Wednesday, May 23, 2012

Callings


Life is a funny thing. Grief even more ridiculous. You will be driving along, singing a song, feeling like today might be good for something and enjoying the sunshine and then a memory flashes across your brain; sabotaging your momentary happiness. The image of cop cars surrounding your son’s fathers home, confirming what you refuse to believe. The lifeless body of your first born child drills through the sun and crushes you all over again in an instant. Images and past conversations run through your head at the sound of someone’s voice. There are constant attacks of brutal images and feelings on your soul. It is often the times you least expect that to occur that it hits you the hardest. We (my family) are trying. We are trying to dig ourselves out of the hole we are in. We are immersing ourselves in life and trying to live.

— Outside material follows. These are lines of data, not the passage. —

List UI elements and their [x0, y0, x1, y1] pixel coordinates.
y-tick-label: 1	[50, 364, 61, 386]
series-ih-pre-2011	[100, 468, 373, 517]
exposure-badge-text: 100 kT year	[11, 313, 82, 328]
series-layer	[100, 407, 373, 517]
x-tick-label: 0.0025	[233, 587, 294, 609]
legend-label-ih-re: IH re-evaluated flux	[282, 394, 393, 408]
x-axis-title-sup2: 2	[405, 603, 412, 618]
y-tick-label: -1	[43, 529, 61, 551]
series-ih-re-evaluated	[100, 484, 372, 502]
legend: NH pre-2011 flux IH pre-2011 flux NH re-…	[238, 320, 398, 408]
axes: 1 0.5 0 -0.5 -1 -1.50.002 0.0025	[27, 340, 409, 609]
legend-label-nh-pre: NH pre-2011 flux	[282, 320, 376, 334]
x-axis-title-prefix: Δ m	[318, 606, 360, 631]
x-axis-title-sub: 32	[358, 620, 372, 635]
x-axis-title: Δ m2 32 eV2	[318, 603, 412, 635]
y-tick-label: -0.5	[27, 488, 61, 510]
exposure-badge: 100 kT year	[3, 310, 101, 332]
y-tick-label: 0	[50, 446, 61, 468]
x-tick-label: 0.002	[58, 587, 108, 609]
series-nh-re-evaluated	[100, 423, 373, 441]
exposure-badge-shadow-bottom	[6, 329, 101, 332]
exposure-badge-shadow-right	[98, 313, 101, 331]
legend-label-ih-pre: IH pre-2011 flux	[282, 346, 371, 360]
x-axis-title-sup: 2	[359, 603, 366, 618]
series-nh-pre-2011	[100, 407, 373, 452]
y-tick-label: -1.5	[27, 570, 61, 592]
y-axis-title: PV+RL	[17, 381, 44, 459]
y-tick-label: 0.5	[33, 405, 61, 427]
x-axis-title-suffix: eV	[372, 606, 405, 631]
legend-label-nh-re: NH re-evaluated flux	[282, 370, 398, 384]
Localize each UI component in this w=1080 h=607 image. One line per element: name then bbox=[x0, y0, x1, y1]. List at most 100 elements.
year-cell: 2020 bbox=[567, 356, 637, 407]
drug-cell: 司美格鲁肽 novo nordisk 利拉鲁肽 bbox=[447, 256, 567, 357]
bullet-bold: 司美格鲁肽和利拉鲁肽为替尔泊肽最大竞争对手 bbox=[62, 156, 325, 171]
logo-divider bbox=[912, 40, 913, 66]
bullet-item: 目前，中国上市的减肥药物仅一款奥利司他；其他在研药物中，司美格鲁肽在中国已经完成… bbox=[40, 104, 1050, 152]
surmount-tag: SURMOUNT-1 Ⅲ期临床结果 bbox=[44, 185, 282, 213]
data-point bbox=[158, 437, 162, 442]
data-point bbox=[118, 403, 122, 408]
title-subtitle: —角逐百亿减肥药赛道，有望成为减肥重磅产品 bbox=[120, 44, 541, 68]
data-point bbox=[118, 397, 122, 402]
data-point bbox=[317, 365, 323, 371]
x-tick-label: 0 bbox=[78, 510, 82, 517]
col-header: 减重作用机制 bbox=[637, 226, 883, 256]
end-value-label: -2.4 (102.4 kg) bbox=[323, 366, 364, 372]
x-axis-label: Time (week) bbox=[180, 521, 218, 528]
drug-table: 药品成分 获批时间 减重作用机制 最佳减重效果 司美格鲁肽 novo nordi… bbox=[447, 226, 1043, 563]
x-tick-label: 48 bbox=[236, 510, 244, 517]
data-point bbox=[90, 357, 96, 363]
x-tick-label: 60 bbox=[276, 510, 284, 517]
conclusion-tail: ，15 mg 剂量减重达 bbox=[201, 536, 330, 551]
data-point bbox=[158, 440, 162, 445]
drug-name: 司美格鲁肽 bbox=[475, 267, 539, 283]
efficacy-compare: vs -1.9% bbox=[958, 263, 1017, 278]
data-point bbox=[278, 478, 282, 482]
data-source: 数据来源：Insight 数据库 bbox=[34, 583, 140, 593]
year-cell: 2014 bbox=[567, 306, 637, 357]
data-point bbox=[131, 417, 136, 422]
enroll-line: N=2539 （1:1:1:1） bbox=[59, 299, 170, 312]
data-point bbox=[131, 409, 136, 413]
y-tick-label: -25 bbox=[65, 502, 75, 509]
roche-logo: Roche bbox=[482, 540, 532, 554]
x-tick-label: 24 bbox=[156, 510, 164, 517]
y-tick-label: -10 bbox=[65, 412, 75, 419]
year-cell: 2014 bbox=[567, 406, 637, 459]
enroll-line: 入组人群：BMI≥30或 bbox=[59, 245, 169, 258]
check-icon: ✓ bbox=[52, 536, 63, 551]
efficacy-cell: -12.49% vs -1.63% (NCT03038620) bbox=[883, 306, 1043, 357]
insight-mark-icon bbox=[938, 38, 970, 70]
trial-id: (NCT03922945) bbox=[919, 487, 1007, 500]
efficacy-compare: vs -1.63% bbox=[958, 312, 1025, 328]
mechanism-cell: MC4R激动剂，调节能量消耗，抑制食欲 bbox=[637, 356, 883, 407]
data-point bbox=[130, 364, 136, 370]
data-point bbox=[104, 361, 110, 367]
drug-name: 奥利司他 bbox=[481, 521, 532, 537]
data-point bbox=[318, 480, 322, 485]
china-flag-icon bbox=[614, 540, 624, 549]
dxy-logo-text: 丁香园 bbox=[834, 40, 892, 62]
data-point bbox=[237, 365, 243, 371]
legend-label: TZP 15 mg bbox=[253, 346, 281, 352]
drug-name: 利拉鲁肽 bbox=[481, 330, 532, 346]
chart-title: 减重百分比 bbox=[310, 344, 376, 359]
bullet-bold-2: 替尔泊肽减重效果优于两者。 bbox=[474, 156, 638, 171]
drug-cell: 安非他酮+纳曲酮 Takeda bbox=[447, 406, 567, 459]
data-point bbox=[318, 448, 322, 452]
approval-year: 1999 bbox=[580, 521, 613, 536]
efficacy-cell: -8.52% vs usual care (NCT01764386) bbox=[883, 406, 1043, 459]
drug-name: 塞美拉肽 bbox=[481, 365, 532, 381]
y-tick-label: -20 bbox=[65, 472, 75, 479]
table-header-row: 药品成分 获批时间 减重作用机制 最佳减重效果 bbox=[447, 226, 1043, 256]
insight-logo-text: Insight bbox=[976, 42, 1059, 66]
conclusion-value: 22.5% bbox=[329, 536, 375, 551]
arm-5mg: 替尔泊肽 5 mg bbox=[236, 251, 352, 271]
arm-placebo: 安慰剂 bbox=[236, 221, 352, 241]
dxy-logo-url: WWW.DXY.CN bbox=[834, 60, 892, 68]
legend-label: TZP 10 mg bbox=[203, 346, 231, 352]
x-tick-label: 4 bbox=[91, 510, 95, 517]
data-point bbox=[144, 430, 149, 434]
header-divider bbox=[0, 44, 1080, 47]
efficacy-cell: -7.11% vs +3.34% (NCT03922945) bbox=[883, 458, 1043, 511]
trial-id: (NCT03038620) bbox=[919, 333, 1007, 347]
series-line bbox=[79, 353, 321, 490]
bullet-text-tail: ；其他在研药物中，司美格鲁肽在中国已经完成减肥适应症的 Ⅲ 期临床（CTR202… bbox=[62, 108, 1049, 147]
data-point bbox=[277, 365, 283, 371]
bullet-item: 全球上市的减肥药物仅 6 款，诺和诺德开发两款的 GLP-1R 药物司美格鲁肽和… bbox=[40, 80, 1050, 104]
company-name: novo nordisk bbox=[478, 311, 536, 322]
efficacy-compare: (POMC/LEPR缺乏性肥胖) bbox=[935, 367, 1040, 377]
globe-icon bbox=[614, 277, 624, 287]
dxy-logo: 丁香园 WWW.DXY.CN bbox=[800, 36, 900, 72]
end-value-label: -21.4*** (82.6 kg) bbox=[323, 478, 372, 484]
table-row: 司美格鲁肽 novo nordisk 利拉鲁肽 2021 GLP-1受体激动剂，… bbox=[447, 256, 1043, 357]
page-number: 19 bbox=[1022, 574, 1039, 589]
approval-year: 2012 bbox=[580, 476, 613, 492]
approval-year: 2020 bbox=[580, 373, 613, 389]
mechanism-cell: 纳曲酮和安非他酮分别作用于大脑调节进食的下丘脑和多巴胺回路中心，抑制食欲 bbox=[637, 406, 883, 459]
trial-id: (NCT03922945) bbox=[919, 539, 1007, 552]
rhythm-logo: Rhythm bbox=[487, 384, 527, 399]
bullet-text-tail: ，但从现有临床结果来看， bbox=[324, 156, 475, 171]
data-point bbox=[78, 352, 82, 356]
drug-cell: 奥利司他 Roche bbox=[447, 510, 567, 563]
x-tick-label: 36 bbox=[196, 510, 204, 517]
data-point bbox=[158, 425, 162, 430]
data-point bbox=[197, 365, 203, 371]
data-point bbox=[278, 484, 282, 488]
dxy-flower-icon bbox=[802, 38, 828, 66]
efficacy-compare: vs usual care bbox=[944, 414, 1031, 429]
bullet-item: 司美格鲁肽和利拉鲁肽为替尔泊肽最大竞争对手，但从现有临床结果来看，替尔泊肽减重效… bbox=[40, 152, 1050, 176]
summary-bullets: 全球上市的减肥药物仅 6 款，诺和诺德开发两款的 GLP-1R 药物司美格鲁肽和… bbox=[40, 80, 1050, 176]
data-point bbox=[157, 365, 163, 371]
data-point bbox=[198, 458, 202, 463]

However, it exhausts me. I am exhausted. It has been a whirlwind 5 months already this year, with task after task needing to be completed. Work is absolutely crazy. There is so much piled on my plate right now, I am positive it will break. And it becomes more and more apparent that I am not the same. I cannot handle the same things, nor do I want to. It doesn’t matter But, I seem to be unable to step off the ride, make things simpler. My job is nuts. I know, in the way of someone who has lived through trauma, I am not where I am supposed to be. When things like this happen to you, you realize what is important. And if you were unhappy with something before the tragedy, you certainly will not be happy with it afterwards. This is not what I am supposed to be doing.
The question that I cannot answer is what is it that I am supposed to be doing? I feel this pull towards something, and the push from the other side. But I cannot identify where I am supposed to go so that I may work towards it. For the first time in my personal life I do not feel like running away, I know I am where I am supposed to be and with who I am supposed to be with. I do not long for something greater, because there is nothing greater than what I have. But my professional life is something different. So I sit and think for hours if I could be anything, what would it be? And I cannot answer it. Something creative and something I have a passion for is all I can come up with. And all of the things I think of sound not so bad, but it is not “it.” What would you do if you could do anything?